Im Zentrum der künstlerischen Praxis von Sandra Vásquez de Horra steht das
Zeichnen, die Erforschung seiner Möglichkeiten und Grenzen. „Zur Zeichnung
bin ich zurückgekehrt, weil diese Unmittelbarkeit des Zeichnens für meine
Ideen und den Fluss der Ideen fantastisch war. Die Entscheidung hat also
weder mit dem Ansehen oder dem Wert eines Kunstwerks zu tun. Ich habe meine
Arbeiten nicht einmal firmiert, weil ich gar nicht diesen Anspruch hatte.
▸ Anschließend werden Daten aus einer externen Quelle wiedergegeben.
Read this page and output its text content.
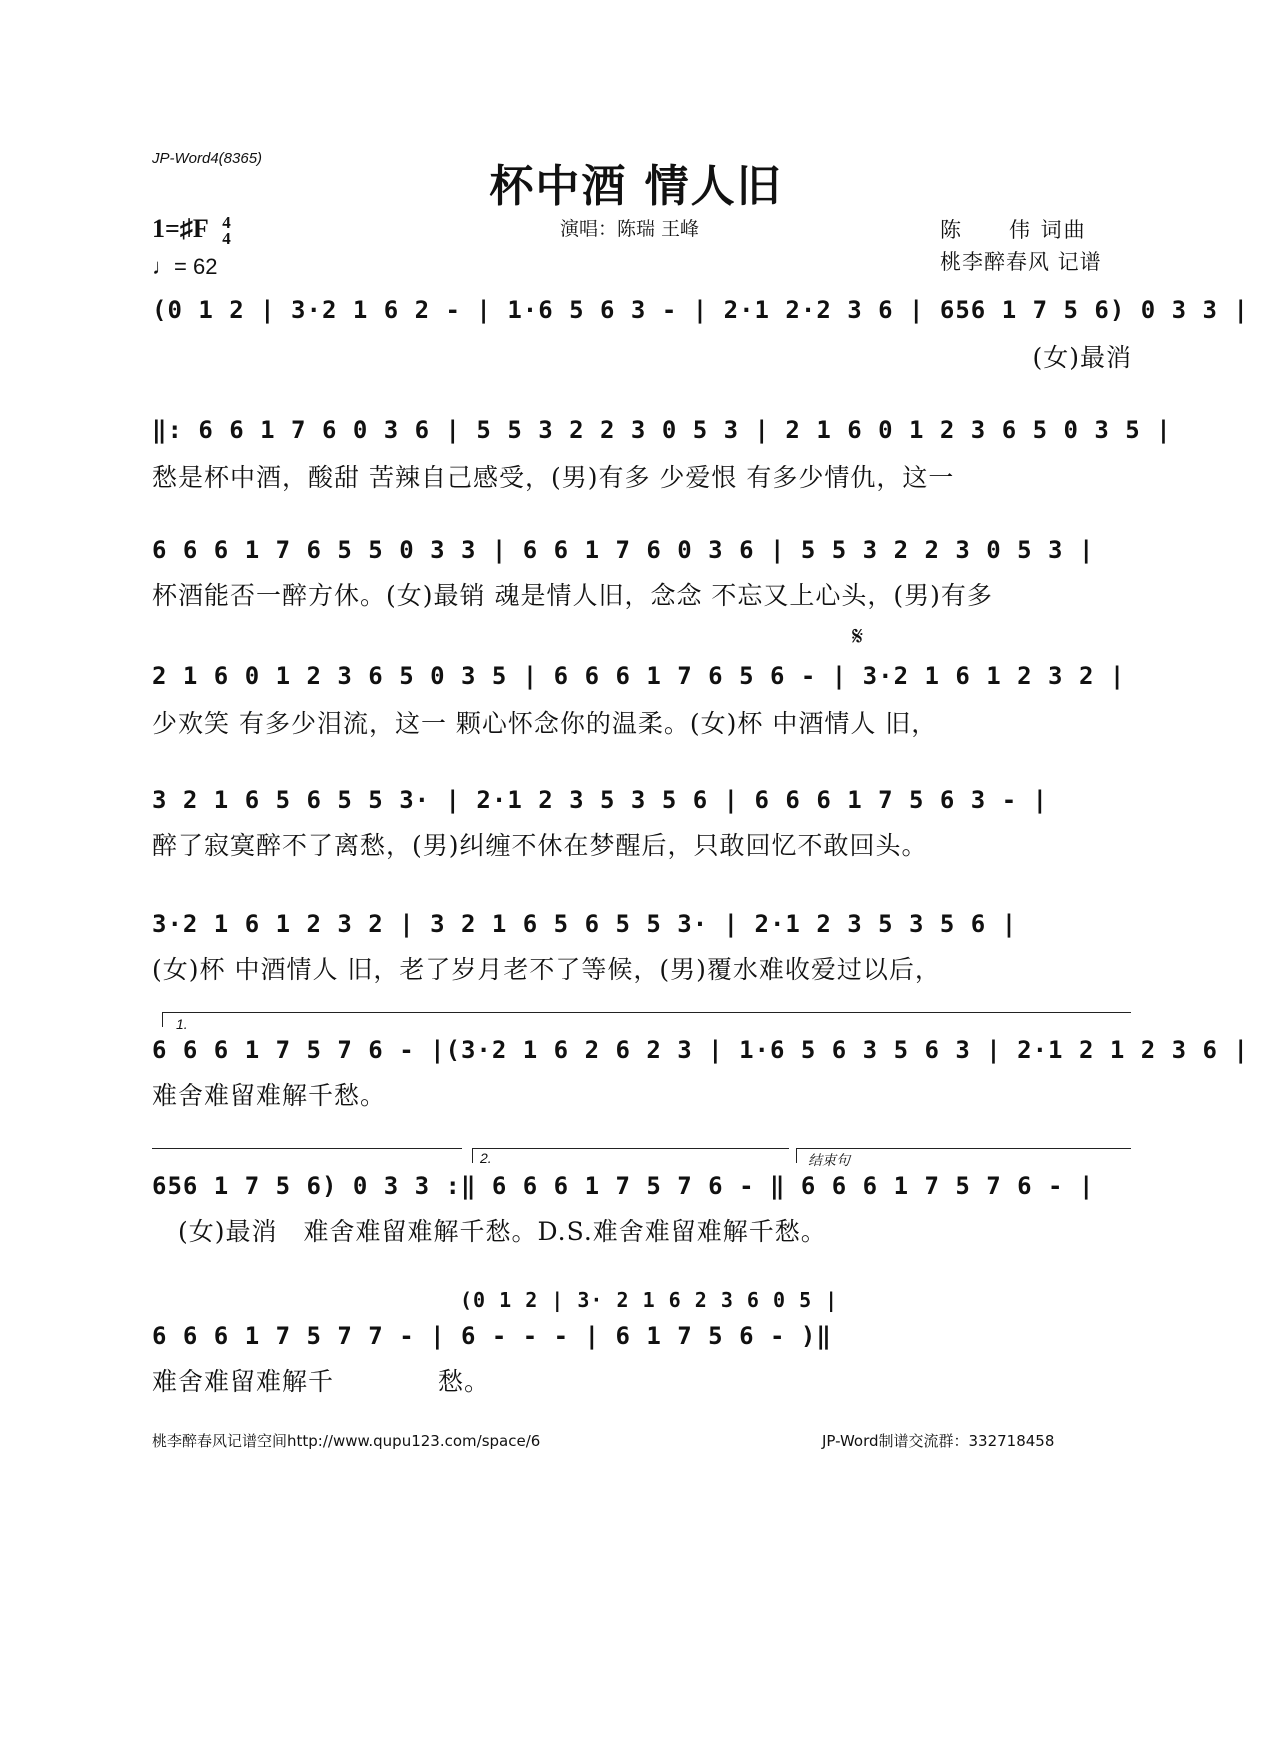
JP-Word4(8365)
杯中酒 情人旧
演唱：陈瑞 王峰	陈　　伟 词曲
桃李醉春风 记谱
1=♯F 4
4
♩= 62
(0 1 2 | 3·2 1 6 2 - | 1·6 5 6 3 - | 2·1 2·2 3 6 | 656 1 7 5 6) 0 3 3 |
(女)最消
‖: 6 6 1 7 6 0 3 6 | 5 5 3 2 2 3 0 5 3 | 2 1 6 0 1 2 3 6 5 0 3 5 |
愁是杯中酒，酸甜 苦辣自己感受，(男)有多 少爱恨 有多少情仇，这一
6 6 6 1 7 6 5 5 0 3 3 | 6 6 1 7 6 0 3 6 | 5 5 3 2 2 3 0 5 3 |
杯酒能否一醉方休。(女)最销 魂是情人旧，念念 不忘又上心头，(男)有多
𝄋
2 1 6 0 1 2 3 6 5 0 3 5 | 6 6 6 1 7 6 5 6 - | 3·2 1 6 1 2 3 2 |
少欢笑 有多少泪流，这一 颗心怀念你的温柔。(女)杯 中酒情人 旧，
3 2 1 6 5 6 5 5 3· | 2·1 2 3 5 3 5 6 | 6 6 6 1 7 5 6 3 - |
醉了寂寞醉不了离愁，(男)纠缠不休在梦醒后，只敢回忆不敢回头。
3·2 1 6 1 2 3 2 | 3 2 1 6 5 6 5 5 3· | 2·1 2 3 5 3 5 6 |
(女)杯 中酒情人 旧，老了岁月老不了等候，(男)覆水难收爱过以后，
1.
6 6 6 1 7 5 7 6 - |(3·2 1 6 2 6 2 3 | 1·6 5 6 3 5 6 3 | 2·1 2 1 2 3 6 |
难舍难留难解千愁。
2.	结束句
656 1 7 5 6) 0 3 3 :‖ 6 6 6 1 7 5 7 6 - ‖ 6 6 6 1 7 5 7 6 - |
　(女)最消　难舍难留难解千愁。D.S.难舍难留难解千愁。
(0 1 2 | 3· 2 1 6 2 3 6 0 5 |
6 6 6 1 7 5 7 7 - | 6 - - - | 6 1 7 5 6 - )‖
难舍难留难解千　　　　愁。
桃李醉春风记谱空间http://www.qupu123.com/space/6	JP-Word制谱交流群：332718458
Es war eher ein lebendiges Tagebuch als ein Kunstwerk, abgesehen von der
Sprachbarriere. Das Zeichnen war meine Art, die Isolation zu überwinden.“
In Wachs gebadet
In einer Ecke der Berliner Atelierwohnung parkt eine mittelgroße
Propangasflasche, daneben eine flache Metallwanne.
Mit dieser einfachen Vorrichtung wird ein Bienenwachsbad erhitzt, durch das
die Künstlerin ihre fertiggestellten Zeichnungen zieht und den
Papierarbeiten damit eine objekthafte Festigkeit verleiht. Die Maße der
Wachswanne setzen dem Papierformat natürliche Grenzen.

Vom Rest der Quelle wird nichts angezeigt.